Религиозные разногласия возникли быстро. Нильс «буквально верил в то, что узнавал в школе на уроках религии, — говорит Оскар Клейн. — В течение долгого времени чувствительного мальчика огорчало отсутствие веры у его родителей»[249]. Когда Бору было двадцать семь, он вспоминал о том огорчении, которое доставляло ему предательство родителей, в рождественском письме невесте, посланном из Кембриджа: «Я вижу, как маленький мальчик идет в церковь по заснеженной улице. Это единственный день в году, когда отец брал его в церковь. Зачем? Затем, чтобы ребенок чувствовал себя таким же, как остальные дети. Отец никогда не говорил мальчику ни единого слова относительно веры, и маленький мальчик верил всем своим сердцем…»[250][251]
Затруднения с письмом были проблемой более зловещей. Домашним ее решением стала секретарская работа матери. Бор не составлял текст заранее, чтобы потом надиктовать его своему помощнику.

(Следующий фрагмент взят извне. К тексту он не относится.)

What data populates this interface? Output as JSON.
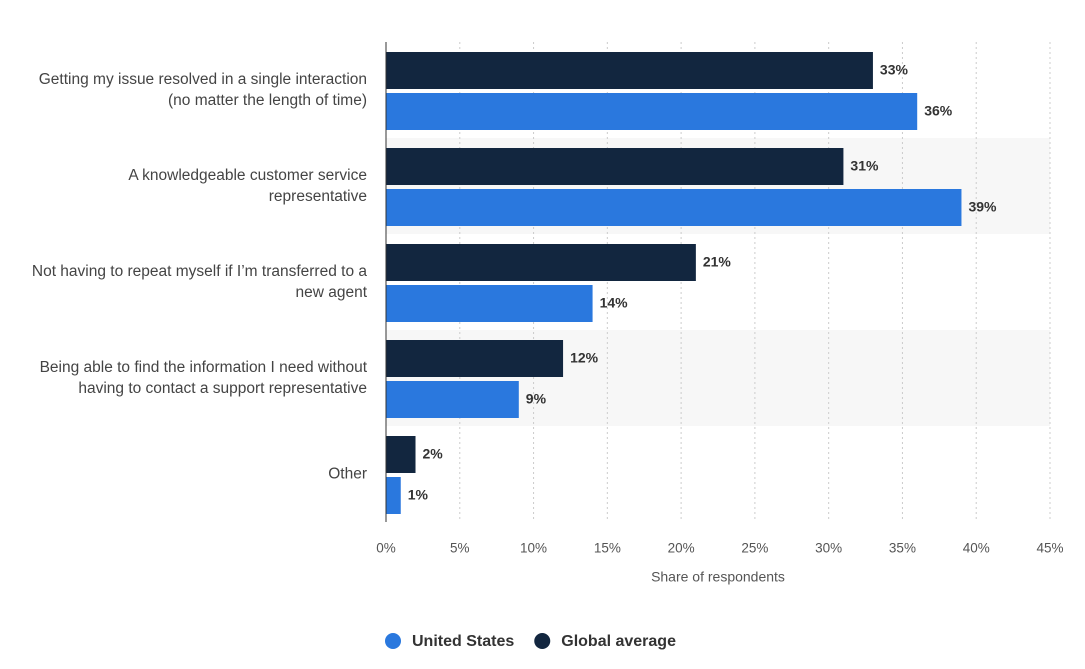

Он сочинял его на месте, причем с большим трудом. Именно отсюда взялось бормотание, напоминавшее Ч. П. Сноу о позднем Генри Джеймсе. Уже взрослым Бор многократно составлял и переписывал черновики даже личных писем[252]. Его многочисленные переписывания научных статей — сначала в черновике, а потом, еще несколько раз, в гранках — вошли в легенду. Однажды, после его непрерывных просьб о несравненной критической помощи жившего в Цюрихе австрийского теоретика Вольфганга Паули, хорошо знавшего Бора, Паули осторожно ответил: «Если последнюю редакцию уже отослали, я приеду»[253]. Сначала Бор сотрудничал со своей матерью и Харальдом, затем — с женой, а потом — с продолжавшейся всю жизнь чередой молодых физиков. Они чрезвычайно высоко ценили возможность работать вместе с Бором, но это сотрудничество бывало делом непростым. Бор требовал от них не только внимания, но и активной вовлеченности, интеллектуальной и эмоциональной: он хотел убедить сотрудников в своей правоте. Пока это ему не удавалось, он сам сомневался в своих выводах или по меньшей мере в их словесной формулировке.
За трудностями с письмом скрывалась другая, более масштабная проблема. Она проявлялась в виде нервозности, которая, если бы не необычайная поддержка матери и брата, могла бы стать непосильной. В течение некоторого времени она такой и была[254].
Возможно, вначале она возникла из религиозных сомнений, которые, по словам Клейна, появились у Нильса «в юности». Бор сомневался так же, как верил, «с необычайной решимостью»[255]. К осени 1903 года, когда в возрасте восемнадцати лет он поступил в Копенгагенский университет, сомнения разрослись, и его опьяняли мысли об ужасающих бесконечностях.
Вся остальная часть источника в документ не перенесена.